Now he’s president of the local Vets 4 Vets program and one of the organizers of the Great Falls Stand-Down, which provides services, clothing and gear to homeless vets. He runs a local access radio program for vets, and he was one of the first volunteers at the vet court.
“We couldn’t have gotten this court up and running without Rodger,” says Pinski. “
And I think Rodger gets a lot of therapy out of a program like this. Rodger never was able to take advantage of programs like this when he returned after ‘Nam so it’s great that he and the other mentors are able to get a secondary benefit from it.”
It’s such a win-win situation that vets’ courts have been springing up around the country after the concept was pioneered in 2008 by Judge Robert Russell. He remembers that he had been having difficulty motivating a defendant, who was also a ‘Nam vet, so he asked a staff member who was also a vet to talk with him. That made such a positive difference that he decided there should be an institutional way to utilize vets as mentors.

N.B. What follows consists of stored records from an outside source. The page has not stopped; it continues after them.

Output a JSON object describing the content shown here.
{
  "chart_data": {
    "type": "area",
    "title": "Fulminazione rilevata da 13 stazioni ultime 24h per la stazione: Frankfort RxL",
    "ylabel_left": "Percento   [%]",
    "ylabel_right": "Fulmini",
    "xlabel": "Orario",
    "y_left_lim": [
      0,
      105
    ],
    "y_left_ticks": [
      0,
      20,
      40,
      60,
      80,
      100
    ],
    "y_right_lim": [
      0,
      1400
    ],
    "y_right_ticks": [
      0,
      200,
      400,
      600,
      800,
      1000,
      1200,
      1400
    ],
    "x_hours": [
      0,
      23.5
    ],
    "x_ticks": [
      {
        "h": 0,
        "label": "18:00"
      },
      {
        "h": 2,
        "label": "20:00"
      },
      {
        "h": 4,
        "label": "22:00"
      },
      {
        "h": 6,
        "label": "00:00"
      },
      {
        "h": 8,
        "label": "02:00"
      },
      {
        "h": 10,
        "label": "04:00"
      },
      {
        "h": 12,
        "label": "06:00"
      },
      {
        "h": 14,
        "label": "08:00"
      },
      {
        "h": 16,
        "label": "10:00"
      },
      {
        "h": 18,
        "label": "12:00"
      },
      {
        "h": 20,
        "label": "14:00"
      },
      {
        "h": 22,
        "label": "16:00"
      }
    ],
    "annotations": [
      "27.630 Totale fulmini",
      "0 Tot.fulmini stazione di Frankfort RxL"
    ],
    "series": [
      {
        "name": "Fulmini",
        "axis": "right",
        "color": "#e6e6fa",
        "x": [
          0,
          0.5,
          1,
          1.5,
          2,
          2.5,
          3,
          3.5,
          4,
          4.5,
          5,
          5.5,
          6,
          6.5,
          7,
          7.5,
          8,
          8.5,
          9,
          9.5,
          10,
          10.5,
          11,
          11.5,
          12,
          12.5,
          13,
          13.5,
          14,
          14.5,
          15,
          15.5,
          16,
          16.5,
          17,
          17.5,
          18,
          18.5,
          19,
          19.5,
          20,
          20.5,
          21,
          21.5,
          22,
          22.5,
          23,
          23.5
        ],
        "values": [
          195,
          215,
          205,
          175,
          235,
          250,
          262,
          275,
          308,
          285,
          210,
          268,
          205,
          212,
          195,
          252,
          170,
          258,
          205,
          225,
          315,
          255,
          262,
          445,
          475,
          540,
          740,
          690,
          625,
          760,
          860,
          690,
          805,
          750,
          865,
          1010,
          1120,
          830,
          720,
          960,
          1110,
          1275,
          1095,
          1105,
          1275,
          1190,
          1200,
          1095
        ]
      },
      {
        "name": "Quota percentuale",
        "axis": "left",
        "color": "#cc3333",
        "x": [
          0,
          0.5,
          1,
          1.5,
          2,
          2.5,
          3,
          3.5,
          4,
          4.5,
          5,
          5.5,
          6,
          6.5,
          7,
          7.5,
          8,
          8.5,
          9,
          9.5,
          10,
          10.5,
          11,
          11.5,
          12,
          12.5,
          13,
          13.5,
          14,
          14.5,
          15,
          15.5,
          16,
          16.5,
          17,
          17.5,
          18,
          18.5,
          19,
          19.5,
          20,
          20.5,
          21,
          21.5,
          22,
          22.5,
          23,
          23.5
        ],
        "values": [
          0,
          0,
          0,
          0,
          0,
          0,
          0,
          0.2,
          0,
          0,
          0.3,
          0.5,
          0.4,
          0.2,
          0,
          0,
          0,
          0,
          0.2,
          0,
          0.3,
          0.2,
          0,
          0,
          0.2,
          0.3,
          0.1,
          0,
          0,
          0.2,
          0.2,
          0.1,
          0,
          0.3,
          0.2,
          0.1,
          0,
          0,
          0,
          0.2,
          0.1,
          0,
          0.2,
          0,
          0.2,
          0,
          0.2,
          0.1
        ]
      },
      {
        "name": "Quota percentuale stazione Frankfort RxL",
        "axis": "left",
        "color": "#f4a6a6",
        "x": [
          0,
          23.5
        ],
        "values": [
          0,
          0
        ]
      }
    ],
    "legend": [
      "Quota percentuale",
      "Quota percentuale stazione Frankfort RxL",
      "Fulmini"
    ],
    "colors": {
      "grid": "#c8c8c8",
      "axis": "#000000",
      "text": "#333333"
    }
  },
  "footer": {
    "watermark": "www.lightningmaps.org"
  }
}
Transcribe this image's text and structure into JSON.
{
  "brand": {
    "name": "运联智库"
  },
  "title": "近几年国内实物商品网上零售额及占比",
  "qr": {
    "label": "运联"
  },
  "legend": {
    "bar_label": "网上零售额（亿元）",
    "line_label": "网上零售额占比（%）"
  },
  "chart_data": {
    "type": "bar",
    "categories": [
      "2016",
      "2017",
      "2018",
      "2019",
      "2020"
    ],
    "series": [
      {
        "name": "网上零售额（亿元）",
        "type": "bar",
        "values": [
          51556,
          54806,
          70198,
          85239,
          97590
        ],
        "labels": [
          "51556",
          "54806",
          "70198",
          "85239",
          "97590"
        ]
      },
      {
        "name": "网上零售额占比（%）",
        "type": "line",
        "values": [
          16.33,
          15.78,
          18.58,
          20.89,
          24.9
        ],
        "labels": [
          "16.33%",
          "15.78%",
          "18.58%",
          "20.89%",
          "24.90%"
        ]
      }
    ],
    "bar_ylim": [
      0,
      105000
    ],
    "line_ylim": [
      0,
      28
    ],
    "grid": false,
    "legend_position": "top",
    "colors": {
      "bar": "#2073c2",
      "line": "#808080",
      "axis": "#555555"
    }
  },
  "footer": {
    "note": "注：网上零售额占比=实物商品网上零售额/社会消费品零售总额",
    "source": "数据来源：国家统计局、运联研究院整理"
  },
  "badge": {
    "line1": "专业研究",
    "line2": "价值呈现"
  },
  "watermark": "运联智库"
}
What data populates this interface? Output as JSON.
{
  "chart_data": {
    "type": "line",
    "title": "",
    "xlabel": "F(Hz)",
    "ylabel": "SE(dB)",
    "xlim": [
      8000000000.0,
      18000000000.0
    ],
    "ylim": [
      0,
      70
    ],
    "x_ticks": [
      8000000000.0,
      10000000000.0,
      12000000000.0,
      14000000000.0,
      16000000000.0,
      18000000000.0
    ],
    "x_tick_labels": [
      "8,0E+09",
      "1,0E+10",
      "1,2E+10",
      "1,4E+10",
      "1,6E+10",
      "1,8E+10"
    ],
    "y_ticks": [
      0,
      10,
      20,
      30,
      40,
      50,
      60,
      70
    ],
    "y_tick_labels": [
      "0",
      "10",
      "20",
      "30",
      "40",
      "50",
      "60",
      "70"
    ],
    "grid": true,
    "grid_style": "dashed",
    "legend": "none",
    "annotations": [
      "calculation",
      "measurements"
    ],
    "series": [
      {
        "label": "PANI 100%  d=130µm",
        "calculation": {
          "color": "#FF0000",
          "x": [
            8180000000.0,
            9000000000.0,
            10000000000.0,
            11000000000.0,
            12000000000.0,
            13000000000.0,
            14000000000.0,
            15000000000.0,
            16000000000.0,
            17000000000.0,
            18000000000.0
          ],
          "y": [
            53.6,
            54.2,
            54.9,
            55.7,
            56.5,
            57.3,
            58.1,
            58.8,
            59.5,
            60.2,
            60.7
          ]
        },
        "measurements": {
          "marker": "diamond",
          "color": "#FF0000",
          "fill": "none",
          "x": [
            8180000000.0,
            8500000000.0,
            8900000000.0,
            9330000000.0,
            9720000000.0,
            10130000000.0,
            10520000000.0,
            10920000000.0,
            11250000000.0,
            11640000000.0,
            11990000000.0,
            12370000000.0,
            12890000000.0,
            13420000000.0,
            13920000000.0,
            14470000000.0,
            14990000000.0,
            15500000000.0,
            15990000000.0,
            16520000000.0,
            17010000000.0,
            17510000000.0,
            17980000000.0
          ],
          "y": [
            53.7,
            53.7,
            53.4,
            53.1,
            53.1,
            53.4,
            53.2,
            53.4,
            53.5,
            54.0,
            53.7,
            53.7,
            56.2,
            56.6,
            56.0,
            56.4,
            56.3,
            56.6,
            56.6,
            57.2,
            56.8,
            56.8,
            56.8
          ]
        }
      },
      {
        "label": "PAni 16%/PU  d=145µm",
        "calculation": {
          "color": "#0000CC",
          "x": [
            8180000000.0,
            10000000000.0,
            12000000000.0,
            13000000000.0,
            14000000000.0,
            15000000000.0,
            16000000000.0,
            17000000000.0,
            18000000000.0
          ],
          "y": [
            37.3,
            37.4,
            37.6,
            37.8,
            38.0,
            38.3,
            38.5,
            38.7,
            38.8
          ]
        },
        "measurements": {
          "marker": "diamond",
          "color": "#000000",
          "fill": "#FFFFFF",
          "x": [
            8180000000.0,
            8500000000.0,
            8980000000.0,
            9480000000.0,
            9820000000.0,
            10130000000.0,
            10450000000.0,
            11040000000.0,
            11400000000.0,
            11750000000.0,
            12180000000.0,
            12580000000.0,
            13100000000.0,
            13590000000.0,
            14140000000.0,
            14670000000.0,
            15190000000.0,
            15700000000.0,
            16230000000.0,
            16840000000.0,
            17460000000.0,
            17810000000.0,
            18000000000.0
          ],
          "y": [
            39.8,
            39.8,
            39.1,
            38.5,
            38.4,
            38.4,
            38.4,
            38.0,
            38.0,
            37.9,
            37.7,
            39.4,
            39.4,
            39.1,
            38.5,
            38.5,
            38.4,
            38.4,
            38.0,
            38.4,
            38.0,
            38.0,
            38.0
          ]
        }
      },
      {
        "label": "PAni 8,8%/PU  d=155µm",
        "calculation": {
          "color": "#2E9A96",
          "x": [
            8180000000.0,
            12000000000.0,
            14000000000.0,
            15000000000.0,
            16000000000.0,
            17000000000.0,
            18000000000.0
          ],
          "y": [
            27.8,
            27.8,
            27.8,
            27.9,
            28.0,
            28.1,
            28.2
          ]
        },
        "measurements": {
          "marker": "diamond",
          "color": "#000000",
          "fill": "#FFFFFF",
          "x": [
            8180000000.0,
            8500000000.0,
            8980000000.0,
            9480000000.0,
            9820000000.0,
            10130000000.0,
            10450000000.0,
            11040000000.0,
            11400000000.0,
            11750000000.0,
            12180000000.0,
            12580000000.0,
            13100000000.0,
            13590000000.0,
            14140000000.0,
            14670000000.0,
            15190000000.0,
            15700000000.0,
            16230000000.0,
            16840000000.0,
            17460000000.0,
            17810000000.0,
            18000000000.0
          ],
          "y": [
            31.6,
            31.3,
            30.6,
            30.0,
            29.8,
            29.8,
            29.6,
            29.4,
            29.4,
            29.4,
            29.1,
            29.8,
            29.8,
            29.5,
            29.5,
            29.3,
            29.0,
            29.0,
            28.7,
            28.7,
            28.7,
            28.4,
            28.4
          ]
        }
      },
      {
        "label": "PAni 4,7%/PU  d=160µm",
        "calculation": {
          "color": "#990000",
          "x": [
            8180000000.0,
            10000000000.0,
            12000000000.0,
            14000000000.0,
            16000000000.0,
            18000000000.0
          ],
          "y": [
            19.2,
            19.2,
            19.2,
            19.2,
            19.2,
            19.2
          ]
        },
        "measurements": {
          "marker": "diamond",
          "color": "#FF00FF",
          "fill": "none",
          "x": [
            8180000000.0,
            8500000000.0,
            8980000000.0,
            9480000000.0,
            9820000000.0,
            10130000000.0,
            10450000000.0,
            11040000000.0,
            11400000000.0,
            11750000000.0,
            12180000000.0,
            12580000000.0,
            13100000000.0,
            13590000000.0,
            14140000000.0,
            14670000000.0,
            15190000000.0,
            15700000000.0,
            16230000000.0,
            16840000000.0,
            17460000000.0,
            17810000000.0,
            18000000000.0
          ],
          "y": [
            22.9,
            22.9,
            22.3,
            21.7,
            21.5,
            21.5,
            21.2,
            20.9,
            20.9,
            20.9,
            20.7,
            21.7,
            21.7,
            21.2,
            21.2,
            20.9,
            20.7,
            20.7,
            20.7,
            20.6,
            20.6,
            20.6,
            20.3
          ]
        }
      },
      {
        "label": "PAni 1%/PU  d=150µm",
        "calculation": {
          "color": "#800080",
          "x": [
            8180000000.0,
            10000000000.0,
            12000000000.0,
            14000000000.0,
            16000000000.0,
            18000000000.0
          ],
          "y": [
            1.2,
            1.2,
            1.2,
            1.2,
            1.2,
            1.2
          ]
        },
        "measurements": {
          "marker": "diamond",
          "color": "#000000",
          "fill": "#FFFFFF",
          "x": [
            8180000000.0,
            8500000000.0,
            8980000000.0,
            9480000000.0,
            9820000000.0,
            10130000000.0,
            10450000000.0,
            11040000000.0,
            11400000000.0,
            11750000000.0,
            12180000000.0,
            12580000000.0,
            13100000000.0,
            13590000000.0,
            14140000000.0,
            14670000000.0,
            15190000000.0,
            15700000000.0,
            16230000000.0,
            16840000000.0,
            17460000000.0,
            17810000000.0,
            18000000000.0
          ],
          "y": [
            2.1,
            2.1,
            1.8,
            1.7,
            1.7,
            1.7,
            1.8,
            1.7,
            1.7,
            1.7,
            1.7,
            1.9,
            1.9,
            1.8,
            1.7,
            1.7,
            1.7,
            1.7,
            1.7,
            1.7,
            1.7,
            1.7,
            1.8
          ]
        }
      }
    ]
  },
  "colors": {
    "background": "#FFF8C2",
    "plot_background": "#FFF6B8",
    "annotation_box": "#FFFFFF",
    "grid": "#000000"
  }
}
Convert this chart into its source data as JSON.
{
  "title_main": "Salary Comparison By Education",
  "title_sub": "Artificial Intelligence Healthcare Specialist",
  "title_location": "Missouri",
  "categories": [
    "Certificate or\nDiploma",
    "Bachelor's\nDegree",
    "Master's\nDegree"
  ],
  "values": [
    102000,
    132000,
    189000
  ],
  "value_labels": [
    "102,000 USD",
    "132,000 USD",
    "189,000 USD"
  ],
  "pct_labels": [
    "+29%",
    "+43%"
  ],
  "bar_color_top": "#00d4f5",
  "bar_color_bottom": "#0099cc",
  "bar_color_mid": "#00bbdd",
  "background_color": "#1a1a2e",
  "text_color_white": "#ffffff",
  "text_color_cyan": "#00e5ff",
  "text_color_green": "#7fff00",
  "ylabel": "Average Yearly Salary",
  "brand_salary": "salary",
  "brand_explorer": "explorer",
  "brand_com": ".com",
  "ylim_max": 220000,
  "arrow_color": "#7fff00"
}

Russell began by studying the nation’s drug courts to see how they worked in addressing various issues facing vets. Then he went to Rochester’s VA hospital seeking volunteers to become mentors.
The court was so successful that VA Secretary Eric Shinseki visited to learn more about it. Impressed, he threw his support behind it, and the VA has hired more than 170 veteran justice outreach specialist to work with vets courts around the country. The VA has announced plans to hire another 80 of the vet specialists this year.
There are also two federal vets’ courts, and Attorney General Eric Holder is a big proponent of starting more.
Holder recently visited Roanoke, Va., to attend the opening of the nation’s second federal vets court. He was quoted by MSNBC as saying, “The program we’re here to celebrate today provides a lot for preventing recidivism, reducing relapses, and empowering veterans convicted of certain non-violent crimes to join their communities as productive, law-abiding members of society.”
That pleased Judge Russell, who said: “It’s tremendous for the federal government to have the understanding of the needs of our veterans.”
Like Judge Pinski, Holder clearly sees the benefits of a vets’ court. “It’s morally the right thing to do,” he says, noting that these reforms make the criminal justice system fairer and more able to treat each defendant based on his situation and conduct.